"You can visit my website…"
That’s the catchphrase of the 21st-century politician, a handy response to any request for details about their positions and policy proposals – maybe they fear putting an audience to sleep, or perhaps they simply haven’t memorized them yet.
Just how many people take your average candidate up on the offer is another matter.
Jeffry Gramlich, a professor of financial accounting at USM, is one of the few people who can be counted on to wade through the many particulars now online. But even he is keenly aware of the shortcomings of all this transparency.
In August, Gramlich took the tax plans of both Republican presidential nominee John McCain and Democrat Barack Obama, straight from their websites and speeches, and consolidated the information into an article for Knol, a Google-run knowledge base authored exclusively by experts and academics.
His summary, an effort to simplify and contrast the two candidates’ plans, rounded out at around 3,200 words.
"It turned into a relatively lengthy document," he says. "Most people I know, their eyes kind of glazed over."
Shortly after publishing the first draft, he was having coffee in the Old Port with friend Chris Houle, CEO of the Maine database software company Quantrix, when it occurred to them that the web offered more opportunities to make this information accessible – and relevant – to average citizens.
The result of that epiphony is a collaboration between Gramlich and the software maker, now up at electiontaxes.com. It is essentially a calculator, imbued with just about all the specifics of how each candidates plans to modify the tax code should they enter the Oval Office in 2009.
The tool allows anybody to enter in their own financial information, and immediately see how their taxes might be impacted by an Obama or McCain administration.
"I was confused, because both of them said they were going to save me taxes," said Gramlich. "I wanted to figure it out."
He won’t say which man turned out to be telling him the truth. But the Knol paper that informs the site’s algorithm makes some pretty clear distinctions between the two candidates’ plans: McCain favors accross-the-board tax cuts that primarily benefits the highest earners; Obama will only lower taxes for those earning less than $250,000 a year, raising them for those above that line, and his cuts will primarily benefit those with children.
The project has garnered a fair amount of press across the country; Quantrix reported 200,000 hits in the first 24 hours alone.
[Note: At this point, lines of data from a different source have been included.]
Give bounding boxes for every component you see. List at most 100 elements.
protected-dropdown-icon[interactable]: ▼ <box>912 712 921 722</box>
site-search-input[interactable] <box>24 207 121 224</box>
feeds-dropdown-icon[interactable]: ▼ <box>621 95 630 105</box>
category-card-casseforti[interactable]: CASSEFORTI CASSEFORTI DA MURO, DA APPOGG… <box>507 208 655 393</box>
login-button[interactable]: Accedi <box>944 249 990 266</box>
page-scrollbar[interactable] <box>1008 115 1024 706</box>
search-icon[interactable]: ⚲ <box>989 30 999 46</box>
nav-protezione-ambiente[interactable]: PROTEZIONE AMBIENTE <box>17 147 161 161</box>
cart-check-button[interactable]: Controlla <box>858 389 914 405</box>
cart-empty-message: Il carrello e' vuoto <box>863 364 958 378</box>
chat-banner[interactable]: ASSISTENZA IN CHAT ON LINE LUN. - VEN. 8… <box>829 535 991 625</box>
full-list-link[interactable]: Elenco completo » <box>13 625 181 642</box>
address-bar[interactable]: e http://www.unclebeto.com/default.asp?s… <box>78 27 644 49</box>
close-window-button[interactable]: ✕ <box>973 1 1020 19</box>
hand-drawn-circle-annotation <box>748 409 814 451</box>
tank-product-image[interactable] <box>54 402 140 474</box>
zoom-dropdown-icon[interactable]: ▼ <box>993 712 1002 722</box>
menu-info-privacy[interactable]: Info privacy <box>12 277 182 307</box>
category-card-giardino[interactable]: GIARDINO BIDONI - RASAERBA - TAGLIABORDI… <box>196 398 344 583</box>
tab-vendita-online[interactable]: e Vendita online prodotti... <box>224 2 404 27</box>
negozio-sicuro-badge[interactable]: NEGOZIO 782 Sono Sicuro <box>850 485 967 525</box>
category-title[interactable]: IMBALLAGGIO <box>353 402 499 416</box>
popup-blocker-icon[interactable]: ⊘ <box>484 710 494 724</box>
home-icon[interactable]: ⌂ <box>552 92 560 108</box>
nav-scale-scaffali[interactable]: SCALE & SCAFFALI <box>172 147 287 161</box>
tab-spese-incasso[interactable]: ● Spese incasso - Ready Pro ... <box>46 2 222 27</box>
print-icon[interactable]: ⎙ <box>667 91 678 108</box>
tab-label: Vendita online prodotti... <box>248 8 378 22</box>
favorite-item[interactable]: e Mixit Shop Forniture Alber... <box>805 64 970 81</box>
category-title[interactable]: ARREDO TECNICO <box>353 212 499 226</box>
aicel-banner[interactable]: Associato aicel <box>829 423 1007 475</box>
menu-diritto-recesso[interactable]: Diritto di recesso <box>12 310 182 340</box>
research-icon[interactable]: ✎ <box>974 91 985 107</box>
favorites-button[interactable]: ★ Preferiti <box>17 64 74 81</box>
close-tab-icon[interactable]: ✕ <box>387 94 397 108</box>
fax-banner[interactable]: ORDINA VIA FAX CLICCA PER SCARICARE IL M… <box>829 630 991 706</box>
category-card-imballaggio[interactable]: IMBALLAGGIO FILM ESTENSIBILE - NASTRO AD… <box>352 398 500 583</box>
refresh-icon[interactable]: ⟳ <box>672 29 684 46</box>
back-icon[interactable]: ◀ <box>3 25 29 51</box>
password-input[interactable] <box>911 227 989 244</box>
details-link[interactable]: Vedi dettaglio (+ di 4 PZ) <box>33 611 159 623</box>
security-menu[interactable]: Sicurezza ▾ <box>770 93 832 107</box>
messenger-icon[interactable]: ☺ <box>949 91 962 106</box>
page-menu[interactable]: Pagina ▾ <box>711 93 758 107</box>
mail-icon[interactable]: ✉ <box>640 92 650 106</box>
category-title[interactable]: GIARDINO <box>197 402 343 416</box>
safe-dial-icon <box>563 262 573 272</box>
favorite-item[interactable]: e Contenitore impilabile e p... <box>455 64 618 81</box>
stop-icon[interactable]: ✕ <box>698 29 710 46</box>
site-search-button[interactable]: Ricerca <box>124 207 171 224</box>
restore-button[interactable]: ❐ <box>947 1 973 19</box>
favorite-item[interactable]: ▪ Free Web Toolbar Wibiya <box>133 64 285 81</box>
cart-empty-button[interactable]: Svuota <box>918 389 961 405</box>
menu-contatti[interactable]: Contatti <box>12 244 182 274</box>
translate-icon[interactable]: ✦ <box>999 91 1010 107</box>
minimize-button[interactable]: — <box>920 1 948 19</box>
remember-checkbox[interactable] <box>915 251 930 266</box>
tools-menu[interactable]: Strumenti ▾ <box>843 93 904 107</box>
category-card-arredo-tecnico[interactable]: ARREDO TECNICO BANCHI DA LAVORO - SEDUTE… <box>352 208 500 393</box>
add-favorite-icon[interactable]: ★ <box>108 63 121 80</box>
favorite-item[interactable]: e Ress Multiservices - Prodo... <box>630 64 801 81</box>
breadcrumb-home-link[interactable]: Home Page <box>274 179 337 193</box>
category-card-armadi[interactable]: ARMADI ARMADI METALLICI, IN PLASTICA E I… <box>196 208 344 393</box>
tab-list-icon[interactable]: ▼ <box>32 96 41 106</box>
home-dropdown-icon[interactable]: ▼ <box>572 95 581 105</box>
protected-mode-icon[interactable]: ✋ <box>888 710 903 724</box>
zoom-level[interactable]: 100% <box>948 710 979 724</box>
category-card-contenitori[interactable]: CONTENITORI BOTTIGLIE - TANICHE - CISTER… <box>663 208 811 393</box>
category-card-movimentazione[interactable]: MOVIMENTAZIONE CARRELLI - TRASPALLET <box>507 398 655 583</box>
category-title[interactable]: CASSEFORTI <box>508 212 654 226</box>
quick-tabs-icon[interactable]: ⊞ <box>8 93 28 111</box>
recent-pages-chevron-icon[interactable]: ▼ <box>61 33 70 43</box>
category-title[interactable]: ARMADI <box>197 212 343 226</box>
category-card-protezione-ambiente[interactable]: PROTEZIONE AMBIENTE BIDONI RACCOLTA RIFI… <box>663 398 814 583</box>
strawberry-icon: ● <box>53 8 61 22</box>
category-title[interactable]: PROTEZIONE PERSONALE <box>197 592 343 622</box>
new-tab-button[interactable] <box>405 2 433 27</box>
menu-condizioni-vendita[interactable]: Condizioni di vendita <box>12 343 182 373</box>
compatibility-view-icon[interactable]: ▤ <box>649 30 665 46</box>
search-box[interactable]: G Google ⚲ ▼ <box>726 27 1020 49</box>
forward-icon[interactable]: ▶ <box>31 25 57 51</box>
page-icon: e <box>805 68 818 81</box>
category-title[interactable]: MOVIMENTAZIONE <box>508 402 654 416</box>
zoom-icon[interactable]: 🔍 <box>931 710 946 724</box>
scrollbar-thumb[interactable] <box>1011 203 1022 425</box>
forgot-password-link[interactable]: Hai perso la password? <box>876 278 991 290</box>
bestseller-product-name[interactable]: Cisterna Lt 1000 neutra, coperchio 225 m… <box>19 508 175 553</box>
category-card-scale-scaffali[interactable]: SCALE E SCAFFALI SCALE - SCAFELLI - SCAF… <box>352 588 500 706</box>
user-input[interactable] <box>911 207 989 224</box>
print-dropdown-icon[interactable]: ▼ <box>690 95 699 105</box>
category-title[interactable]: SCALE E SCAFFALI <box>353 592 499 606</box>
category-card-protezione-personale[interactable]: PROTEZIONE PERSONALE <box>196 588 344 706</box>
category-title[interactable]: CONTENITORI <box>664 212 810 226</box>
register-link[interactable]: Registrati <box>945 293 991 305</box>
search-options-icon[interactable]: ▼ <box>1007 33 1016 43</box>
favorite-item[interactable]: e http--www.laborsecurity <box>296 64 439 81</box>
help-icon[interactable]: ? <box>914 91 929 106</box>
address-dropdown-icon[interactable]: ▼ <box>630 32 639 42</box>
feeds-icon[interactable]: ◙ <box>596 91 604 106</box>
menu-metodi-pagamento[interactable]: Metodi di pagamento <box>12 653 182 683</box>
Gramlich points out that the site has been getting a significant number repeat visitors, who for whatever reason have found themselves curious about different income levels over the past week.
Neither of the two major presidential campaigns will comment on the site, letting their own documents and a recent squabble at the first debate speak for themselves (neither the debate nor the recent Wall Streeet crisis has warranted an update to the application.)
But Gramlich takes the lack of any official refutations and the feedback he’s received from users as a testament to how non-partisan his goals are. Not that there has been any lack of complaining – many of the 15,000 comments posted at press time accuse the site of serious bias against the poster’s preferred candidate.
For his part, Gramlich sees any bias as strictly in the eye of the beholder.
"The main thing for me and Quantrix is that it does the right job," Gramlich says. "It makes no difference to me which candidate comes out ahead."